Pourquoi je pars seul
Ce n'est pas une question d'argent, et ce n'est pas du courage. C'est la seule manière que j'aie trouvée d'être accueilli plutôt que reçu.
On me pose la question à chaque rendez-vous, et jamais dans le même ordre. Les uns commencent par la sécurité. Les autres par l'argent. Presque personne ne demande si c'est le meilleur moyen de faire ce que j'ai l'intention de faire. C'est pourtant la seule raison.
Ce que ça n'est pas
Ce n'est pas une contrainte de budget déguisée en vertu. Partir à deux coûterait plus cher, c'est vrai, mais si l'équipe rendait le travail meilleur, je trouverais l'argent. On trouve toujours l'argent de ce dont on est sûr.
Ce n'est pas du courage non plus, et j'aimerais qu'on arrête de me le dire. J'ai peur. C'est le comportement normal de quelqu'un qui a compris ce qu'il entreprend. Ce qui serait inquiétant, c'est l'inverse.

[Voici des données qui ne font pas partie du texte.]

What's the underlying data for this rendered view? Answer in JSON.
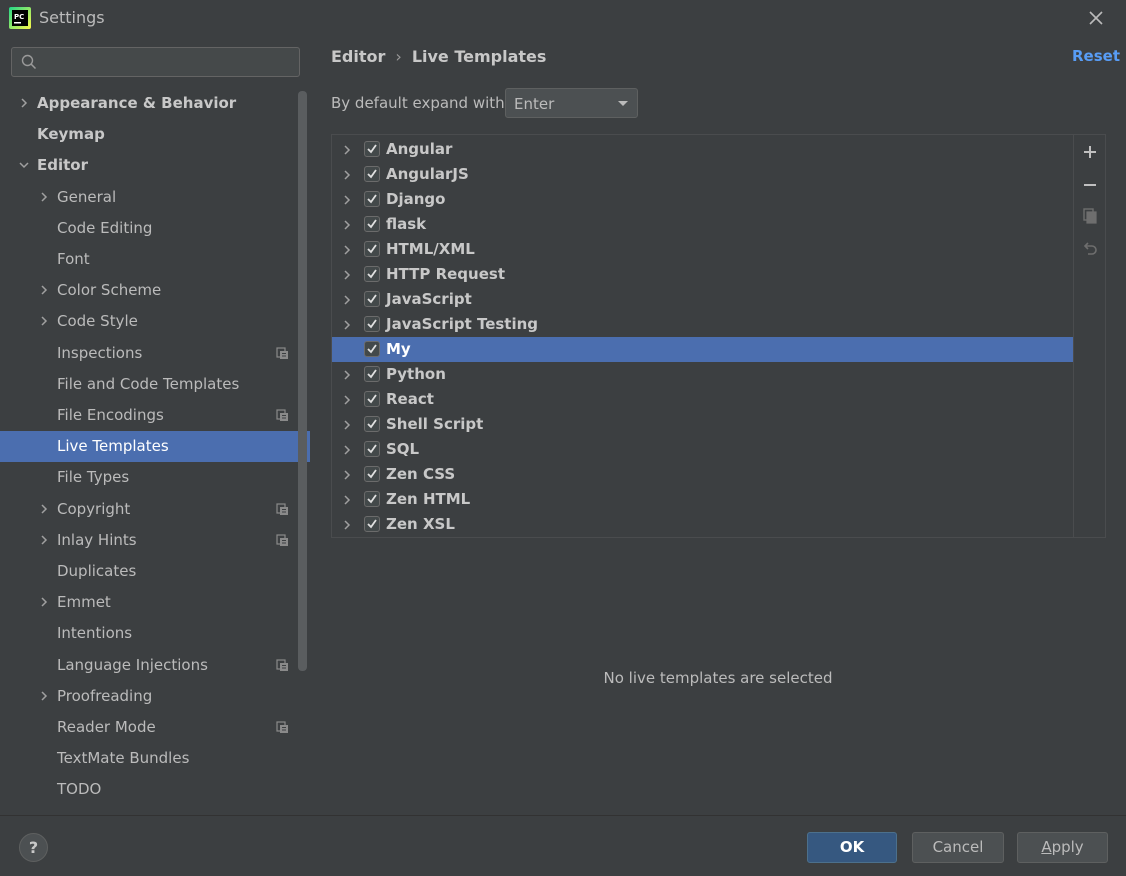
{
  "window": {
    "title": "Settings",
    "logo_text": "PC"
  },
  "search": {
    "value": "",
    "placeholder": ""
  },
  "sidebar": {
    "items": [
      {
        "label": "Appearance & Behavior",
        "level": 0,
        "chevron": "right",
        "bold": true
      },
      {
        "label": "Keymap",
        "level": 0,
        "chevron": "none",
        "bold": true
      },
      {
        "label": "Editor",
        "level": 0,
        "chevron": "down",
        "bold": true
      },
      {
        "label": "General",
        "level": 1,
        "chevron": "right"
      },
      {
        "label": "Code Editing",
        "level": 1,
        "chevron": "none"
      },
      {
        "label": "Font",
        "level": 1,
        "chevron": "none"
      },
      {
        "label": "Color Scheme",
        "level": 1,
        "chevron": "right"
      },
      {
        "label": "Code Style",
        "level": 1,
        "chevron": "right"
      },
      {
        "label": "Inspections",
        "level": 1,
        "chevron": "none",
        "project_icon": true
      },
      {
        "label": "File and Code Templates",
        "level": 1,
        "chevron": "none"
      },
      {
        "label": "File Encodings",
        "level": 1,
        "chevron": "none",
        "project_icon": true
      },
      {
        "label": "Live Templates",
        "level": 1,
        "chevron": "none",
        "selected": true
      },
      {
        "label": "File Types",
        "level": 1,
        "chevron": "none"
      },
      {
        "label": "Copyright",
        "level": 1,
        "chevron": "right",
        "project_icon": true
      },
      {
        "label": "Inlay Hints",
        "level": 1,
        "chevron": "right",
        "project_icon": true
      },
      {
        "label": "Duplicates",
        "level": 1,
        "chevron": "none"
      },
      {
        "label": "Emmet",
        "level": 1,
        "chevron": "right"
      },
      {
        "label": "Intentions",
        "level": 1,
        "chevron": "none"
      },
      {
        "label": "Language Injections",
        "level": 1,
        "chevron": "none",
        "project_icon": true
      },
      {
        "label": "Proofreading",
        "level": 1,
        "chevron": "right"
      },
      {
        "label": "Reader Mode",
        "level": 1,
        "chevron": "none",
        "project_icon": true
      },
      {
        "label": "TextMate Bundles",
        "level": 1,
        "chevron": "none"
      },
      {
        "label": "TODO",
        "level": 1,
        "chevron": "none"
      }
    ]
  },
  "header": {
    "breadcrumb": [
      "Editor",
      "Live Templates"
    ],
    "breadcrumb_sep": "›",
    "reset_label": "Reset"
  },
  "expand": {
    "label": "By default expand with",
    "value": "Enter"
  },
  "templates": [
    {
      "label": "Angular",
      "checked": true,
      "expandable": true
    },
    {
      "label": "AngularJS",
      "checked": true,
      "expandable": true
    },
    {
      "label": "Django",
      "checked": true,
      "expandable": true
    },
    {
      "label": "flask",
      "checked": true,
      "expandable": true
    },
    {
      "label": "HTML/XML",
      "checked": true,
      "expandable": true
    },
    {
      "label": "HTTP Request",
      "checked": true,
      "expandable": true
    },
    {
      "label": "JavaScript",
      "checked": true,
      "expandable": true
    },
    {
      "label": "JavaScript Testing",
      "checked": true,
      "expandable": true
    },
    {
      "label": "My",
      "checked": true,
      "expandable": false,
      "selected": true
    },
    {
      "label": "Python",
      "checked": true,
      "expandable": true
    },
    {
      "label": "React",
      "checked": true,
      "expandable": true
    },
    {
      "label": "Shell Script",
      "checked": true,
      "expandable": true
    },
    {
      "label": "SQL",
      "checked": true,
      "expandable": true
    },
    {
      "label": "Zen CSS",
      "checked": true,
      "expandable": true
    },
    {
      "label": "Zen HTML",
      "checked": true,
      "expandable": true
    },
    {
      "label": "Zen XSL",
      "checked": true,
      "expandable": true
    }
  ],
  "toolbar": {
    "icons": [
      "plus-icon",
      "minus-icon",
      "copy-icon",
      "undo-icon"
    ]
  },
  "empty_message": "No live templates are selected",
  "footer": {
    "help_label": "?",
    "ok_label": "OK",
    "cancel_label": "Cancel",
    "apply_label_mnemonic": "A",
    "apply_label_rest": "pply"
  },
  "colors": {
    "background": "#3c3f41",
    "selection": "#4b6eaf",
    "link": "#589df6",
    "primary_button": "#365880"
  }
}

Ce qui se dit à une personne seule
La plupart des reportages arrivent avec des caméras, une équipe, des interprètes. Une équipe qui arrive quelque part, ça se voit de loin. Ça déclenche une préparation : on range, on prévient, on décide qui parlera. Ce n'est pas de la mauvaise foi, c'est humain. Mais ce qui arrive après n'est plus tout à fait la vie ordinaire du lieu — c'est la version qu'on montre aux gens qui filment.

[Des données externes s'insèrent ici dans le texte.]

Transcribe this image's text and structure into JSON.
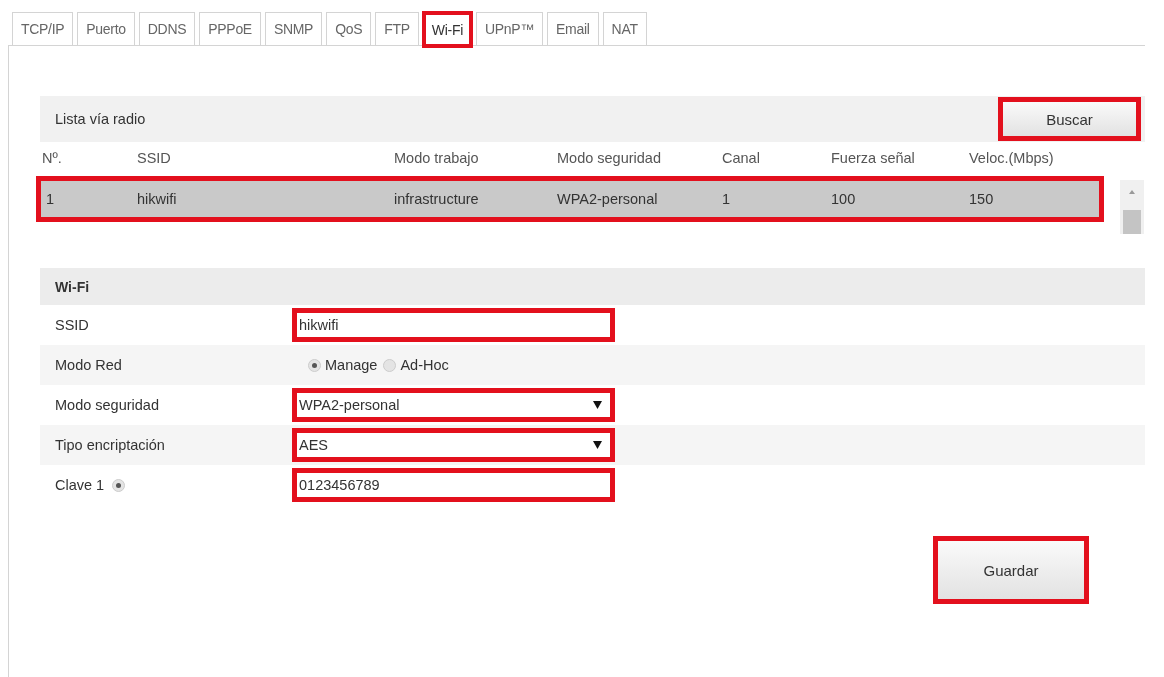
{
  "tabs": [
    {
      "label": "TCP/IP",
      "selected": false,
      "highlighted": false
    },
    {
      "label": "Puerto",
      "selected": false,
      "highlighted": false
    },
    {
      "label": "DDNS",
      "selected": false,
      "highlighted": false
    },
    {
      "label": "PPPoE",
      "selected": false,
      "highlighted": false
    },
    {
      "label": "SNMP",
      "selected": false,
      "highlighted": false
    },
    {
      "label": "QoS",
      "selected": false,
      "highlighted": false
    },
    {
      "label": "FTP",
      "selected": false,
      "highlighted": false
    },
    {
      "label": "Wi-Fi",
      "selected": true,
      "highlighted": true
    },
    {
      "label": "UPnP™",
      "selected": false,
      "highlighted": false
    },
    {
      "label": "Email",
      "selected": false,
      "highlighted": false
    },
    {
      "label": "NAT",
      "selected": false,
      "highlighted": false
    }
  ],
  "radio_list": {
    "title": "Lista vía radio",
    "search_button": {
      "label": "Buscar",
      "highlighted": true
    },
    "columns": [
      "Nº.",
      "SSID",
      "Modo trabajo",
      "Modo seguridad",
      "Canal",
      "Fuerza señal",
      "Veloc.(Mbps)"
    ],
    "rows": [
      {
        "cells": [
          "1",
          "hikwifi",
          "infrastructure",
          "WPA2-personal",
          "1",
          "100",
          "150"
        ],
        "selected": true,
        "highlighted": true
      }
    ]
  },
  "wifi": {
    "title": "Wi-Fi",
    "fields": [
      {
        "kind": "text",
        "label": "SSID",
        "value": "hikwifi",
        "highlighted": true
      },
      {
        "kind": "radio",
        "label": "Modo Red",
        "options": [
          {
            "label": "Manage",
            "selected": true
          },
          {
            "label": "Ad-Hoc",
            "selected": false
          }
        ]
      },
      {
        "kind": "select",
        "label": "Modo seguridad",
        "value": "WPA2-personal",
        "highlighted": true
      },
      {
        "kind": "select",
        "label": "Tipo encriptación",
        "value": "AES",
        "highlighted": true
      },
      {
        "kind": "key",
        "label": "Clave 1",
        "selected": true,
        "value": "0123456789",
        "highlighted": true
      }
    ]
  },
  "save_button": {
    "label": "Guardar",
    "highlighted": true
  }
}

Une personne seule ne déclenche pas ça. Elle dérange moins, et elle oblige à quelque chose de plus difficile pour elle : demander de l'aide. Où dormir, où trouver de l'eau, à qui parler. Ce sont des questions qui créent un lien, là où une équipe autonome n'en crée aucun.
Le dispositif léger n'est pas une contrainte budgétaire déguisée en vertu. C'est la condition d'accès à la parole.
Il y a un deuxième effet, moins évident. Seul, je ne peux pas me réfugier dans le travail. Pas de technicien avec qui commenter le cadrage, pas de collègue avec qui décompresser le soir en français. Je suis obligé d'être là. C'est inconfortable et c'est exactement le but.
Ce que ça coûte
Ce serait malhonnête de ne présenter que le bon côté. J'ai listé ce qui use, dans l'ordre où ça arrive d'après ceux qui sont partis avant moi.
Ce qui lâche en premier, et ce n'est jamais le véhicule :
- La décision permanente. Où dormir, à qui parler, quand repartir. Mille fois par jour, sans personne pour trancher avec soi.
- L'absence de retour. Personne pour dire que ce qu'on fait a du sens. Au bout de six semaines, ça compte.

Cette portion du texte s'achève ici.